German industrial orders decline amid weak foreign demand

German industrial orders decline amid weak foreign demand
German industrial orders decline amid weak foreign demand

The fifth consecutive decline in factory orders and a fall in demand from abroad point to “subdued” industrial activity in the coming months.

The Federal German statistics office, Destatis, said Thursday that factory orders fell for a fifth consecutive month in May.

The data showed that German industrial orders dropped 1.6% month-on-month, sharper than the revised 0.6% decrease in April.

Although domestic orders rose slightly by 0.5%, the decline is largely attributed to a 2.8% fall in foreign demand, with orders from the non-eurozone falling by 4.6% and orders from the euro area decreasing by 0.1%.

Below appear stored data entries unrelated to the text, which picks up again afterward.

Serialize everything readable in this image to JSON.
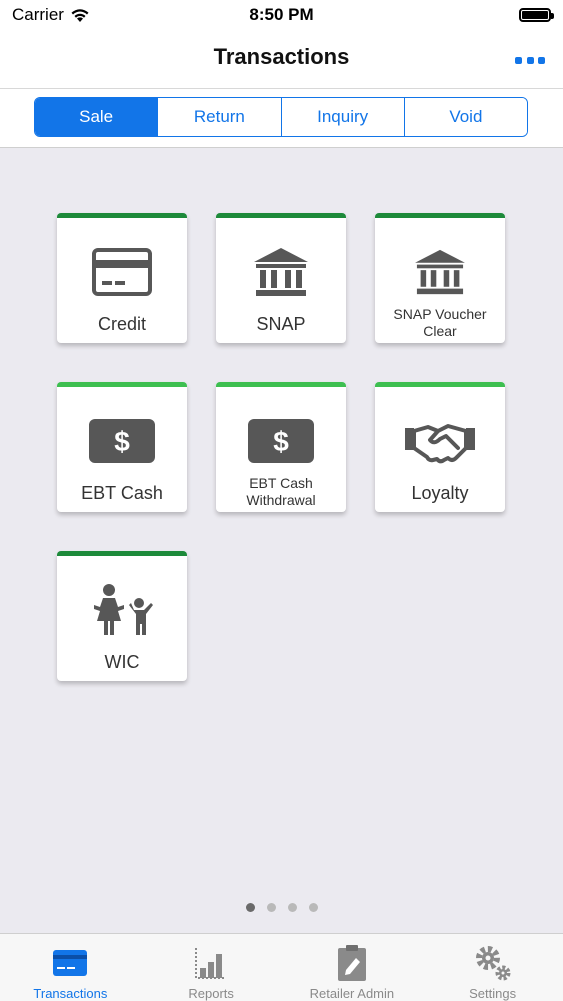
{
  "status_bar": {
    "carrier": "Carrier",
    "time": "8:50 PM"
  },
  "nav": {
    "title": "Transactions",
    "more_icon": "ellipsis-icon"
  },
  "segments": [
    {
      "label": "Sale",
      "active": true
    },
    {
      "label": "Return",
      "active": false
    },
    {
      "label": "Inquiry",
      "active": false
    },
    {
      "label": "Void",
      "active": false
    }
  ],
  "tiles": [
    {
      "label": "Credit",
      "icon": "credit-card-icon"
    },
    {
      "label": "SNAP",
      "icon": "bank-icon"
    },
    {
      "label": "SNAP Voucher Clear",
      "icon": "bank-icon"
    },
    {
      "label": "EBT Cash",
      "icon": "dollar-icon"
    },
    {
      "label": "EBT Cash Withdrawal",
      "icon": "dollar-icon"
    },
    {
      "label": "Loyalty",
      "icon": "handshake-icon"
    },
    {
      "label": "WIC",
      "icon": "mother-child-icon"
    }
  ],
  "page_indicator": {
    "pages": 4,
    "current": 1
  },
  "tab_bar": [
    {
      "label": "Transactions",
      "icon": "card-icon",
      "active": true
    },
    {
      "label": "Reports",
      "icon": "bar-chart-icon",
      "active": false
    },
    {
      "label": "Retailer Admin",
      "icon": "clipboard-icon",
      "active": false
    },
    {
      "label": "Settings",
      "icon": "gears-icon",
      "active": false
    }
  ],
  "colors": {
    "accent": "#1275e8",
    "tile_border_dark": "#1d8a3a",
    "tile_border_light": "#3dbf50",
    "icon_gray": "#575757",
    "background": "#ebeaf0"
  }
}
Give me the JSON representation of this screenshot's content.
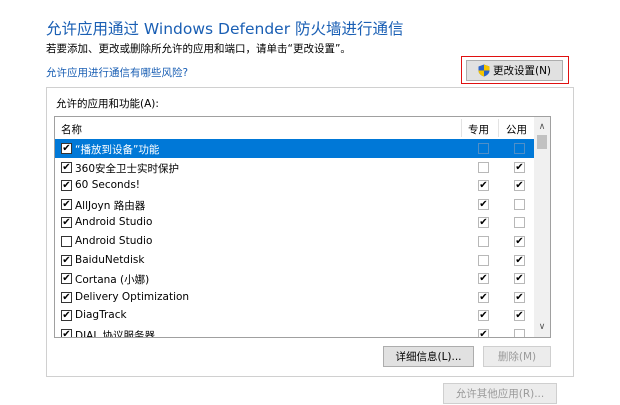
{
  "header": {
    "title": "允许应用通过 Windows Defender 防火墙进行通信",
    "subtitle": "若要添加、更改或删除所允许的应用和端口，请单击“更改设置”。",
    "risk_link": "允许应用进行通信有哪些风险?",
    "change_settings_label": "更改设置(N)"
  },
  "group": {
    "label": "允许的应用和功能(A):",
    "columns": {
      "name": "名称",
      "private": "专用",
      "public": "公用"
    },
    "rows": [
      {
        "name": "“播放到设备”功能",
        "enabled": true,
        "private": false,
        "public": false,
        "selected": true
      },
      {
        "name": "360安全卫士实时保护",
        "enabled": true,
        "private": false,
        "public": true
      },
      {
        "name": "60 Seconds!",
        "enabled": true,
        "private": true,
        "public": true
      },
      {
        "name": "AllJoyn 路由器",
        "enabled": true,
        "private": true,
        "public": false
      },
      {
        "name": "Android Studio",
        "enabled": true,
        "private": true,
        "public": false
      },
      {
        "name": "Android Studio",
        "enabled": false,
        "private": false,
        "public": true
      },
      {
        "name": "BaiduNetdisk",
        "enabled": true,
        "private": false,
        "public": true
      },
      {
        "name": "Cortana (小娜)",
        "enabled": true,
        "private": true,
        "public": true
      },
      {
        "name": "Delivery Optimization",
        "enabled": true,
        "private": true,
        "public": true
      },
      {
        "name": "DiagTrack",
        "enabled": true,
        "private": true,
        "public": true
      },
      {
        "name": "DIAL 协议服务器",
        "enabled": true,
        "private": true,
        "public": false
      }
    ],
    "details_label": "详细信息(L)...",
    "remove_label": "删除(M)"
  },
  "footer": {
    "allow_other_label": "允许其他应用(R)..."
  }
}
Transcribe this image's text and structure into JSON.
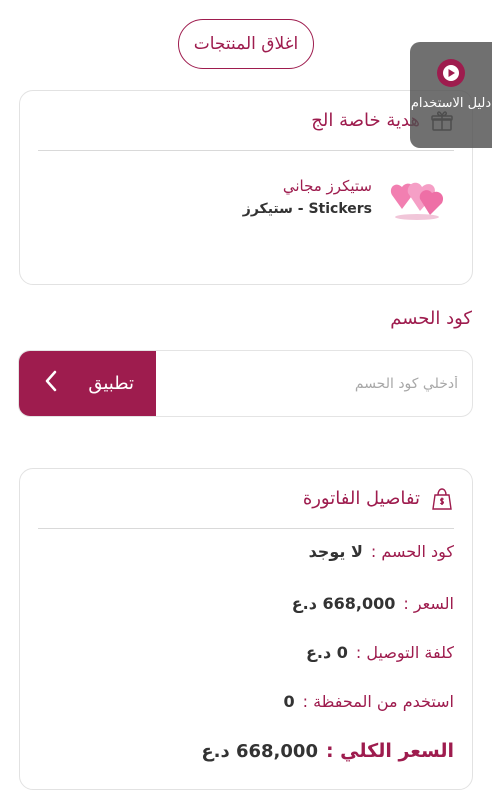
{
  "header": {
    "close_products_label": "اغلاق المنتجات"
  },
  "gift": {
    "title": "هدية خاصة الج",
    "item_name": "ستيكرز مجاني",
    "item_subtitle": "Stickers - ستيكرز"
  },
  "discount": {
    "label": "كود الحسم",
    "placeholder": "أدخلي كود الحسم",
    "apply_label": "تطبيق"
  },
  "invoice": {
    "title": "تفاصيل الفاتورة",
    "rows": [
      {
        "label": "كود الحسم :",
        "value": "لا يوجد"
      },
      {
        "label": "السعر :",
        "value": "668,000 د.ع"
      },
      {
        "label": "كلفة التوصيل :",
        "value": "0 د.ع"
      },
      {
        "label": "استخدم من المحفظة :",
        "value": "0"
      }
    ],
    "total_label": "السعر الكلي :",
    "total_value": "668,000 د.ع"
  },
  "guide": {
    "label": "دليل الاستخدام"
  },
  "colors": {
    "accent": "#9e1c4e",
    "guide_bg": "#505050"
  }
}
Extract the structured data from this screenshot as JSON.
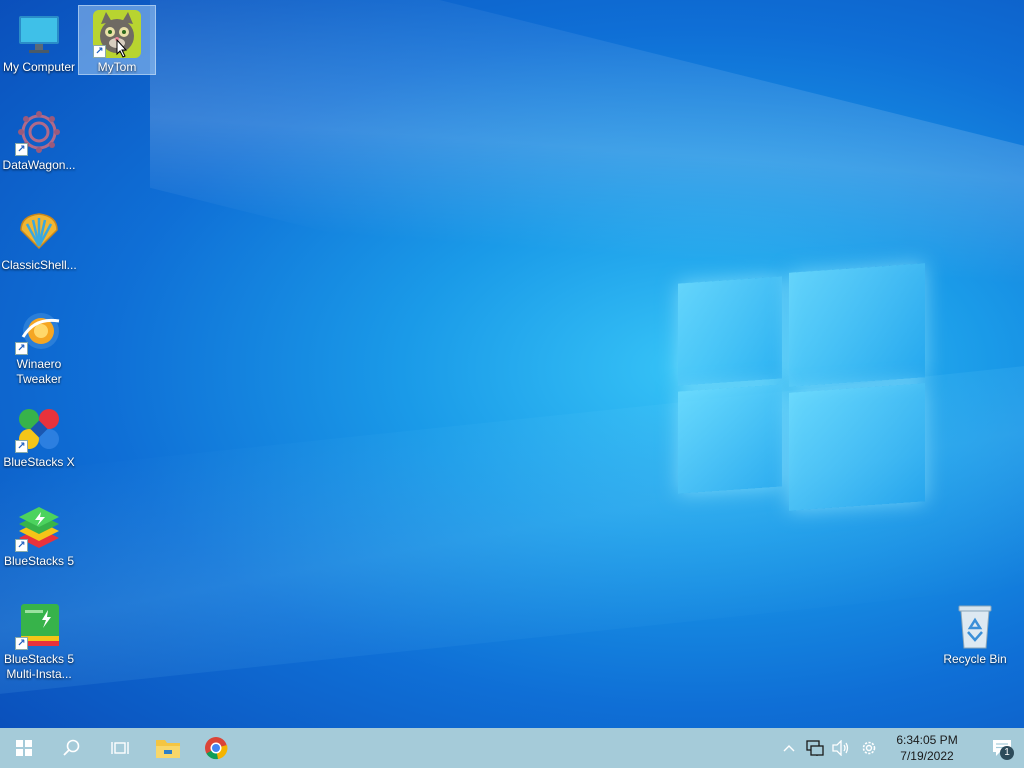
{
  "desktop": {
    "icons": [
      {
        "label": "My Computer",
        "icon": "monitor-icon"
      },
      {
        "label": "MyTom",
        "icon": "talking-tom-icon"
      },
      {
        "label": "DataWagon...",
        "icon": "datawagon-icon"
      },
      {
        "label": "ClassicShell...",
        "icon": "classic-shell-icon"
      },
      {
        "label": "Winaero\nTweaker",
        "icon": "winaero-tweaker-icon"
      },
      {
        "label": "BlueStacks X",
        "icon": "bluestacks-x-icon"
      },
      {
        "label": "BlueStacks 5",
        "icon": "bluestacks-5-icon"
      },
      {
        "label": "BlueStacks 5\nMulti-Insta...",
        "icon": "bluestacks-multi-instance-icon"
      },
      {
        "label": "Recycle Bin",
        "icon": "recycle-bin-icon"
      }
    ]
  },
  "taskbar": {
    "start": "windows-start-icon",
    "search": "search-icon",
    "task_view": "task-view-icon",
    "pinned": [
      "file-explorer-icon",
      "chrome-icon"
    ],
    "tray": {
      "icons": [
        "chevron-up-icon",
        "network-icon",
        "volume-icon",
        "settings-gear-icon"
      ],
      "time": "6:34:05 PM",
      "date": "7/19/2022",
      "notification_count": "1"
    }
  },
  "colors": {
    "taskbar_bg": "#a5cbd9",
    "wallpaper_accent": "#1a9ae8"
  }
}
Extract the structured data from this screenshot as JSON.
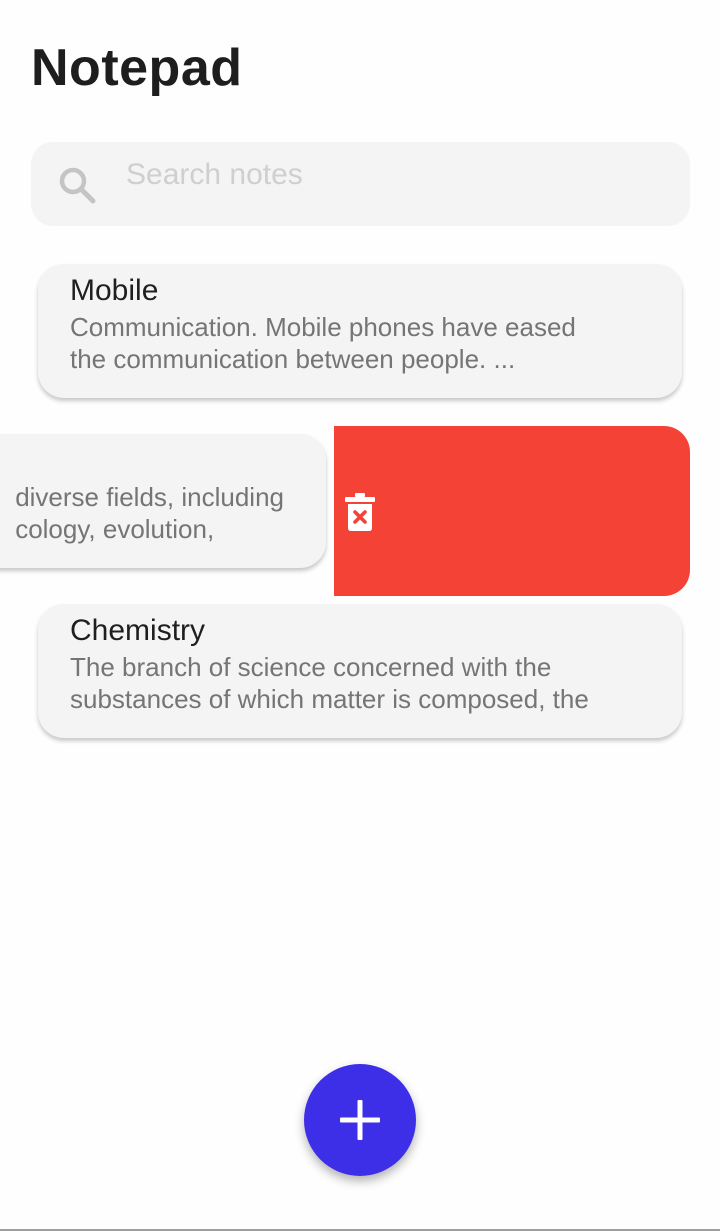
{
  "app": {
    "title": "Notepad"
  },
  "search": {
    "placeholder": "Search notes",
    "value": "",
    "icon": "search-icon"
  },
  "notes": [
    {
      "title": "Mobile",
      "snippet_lines": [
        "Communication. Mobile phones have eased",
        "the communication between people. ..."
      ]
    },
    {
      "title": "",
      "swiped": true,
      "snippet_lines": [
        "diverse fields, including",
        "cology, evolution,"
      ]
    },
    {
      "title": "Chemistry",
      "snippet_lines": [
        "The branch of science concerned with the",
        "substances of which matter is composed, the"
      ]
    }
  ],
  "delete_action": {
    "icon": "trash-delete-icon",
    "color": "#f44336"
  },
  "fab": {
    "icon": "plus-icon",
    "color": "#3d2ee8"
  }
}
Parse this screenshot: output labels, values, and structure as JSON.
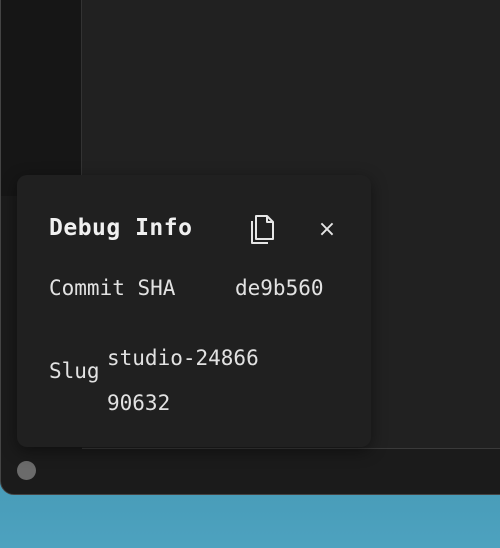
{
  "debug_panel": {
    "title": "Debug Info",
    "copy_icon": "copy-icon",
    "close_label": "×",
    "rows": [
      {
        "label": "Commit SHA",
        "value": "de9b560"
      },
      {
        "label": "Slug",
        "value": "studio-2486690632"
      }
    ]
  },
  "colors": {
    "background_gradient": "#3f8fab",
    "window": "#1b1b1b",
    "panel": "#202020",
    "text": "#e6e6e6",
    "status_dot": "#6b6b6b"
  }
}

Destatis recorded a 2.9% drop in orders in the automotive industry, and a sharp decline of 19.2% in the “manufacture of other transport equipment.”

What does it mean for the German economy?

The German Economy Ministry said the latest figures and a recent deterioration in business expectations point to “rather subdued” industrial activity in the coming months.

“Order intakes are only likely to stabilize once global trade recovers further and demand for industrial products gradually picks up,” it added.

Germany, Europe’s biggest economy and a traditional driver of European growth, has struggled to bounce back since Russia launched the war in Ukraine, driving prices up globally. 

The German economy shrank in 2023, partly due to a decline in the manufacturing sector. 

The German government forecasts growth of 0.3% this year, after sharply lowering its projection from 1.3%.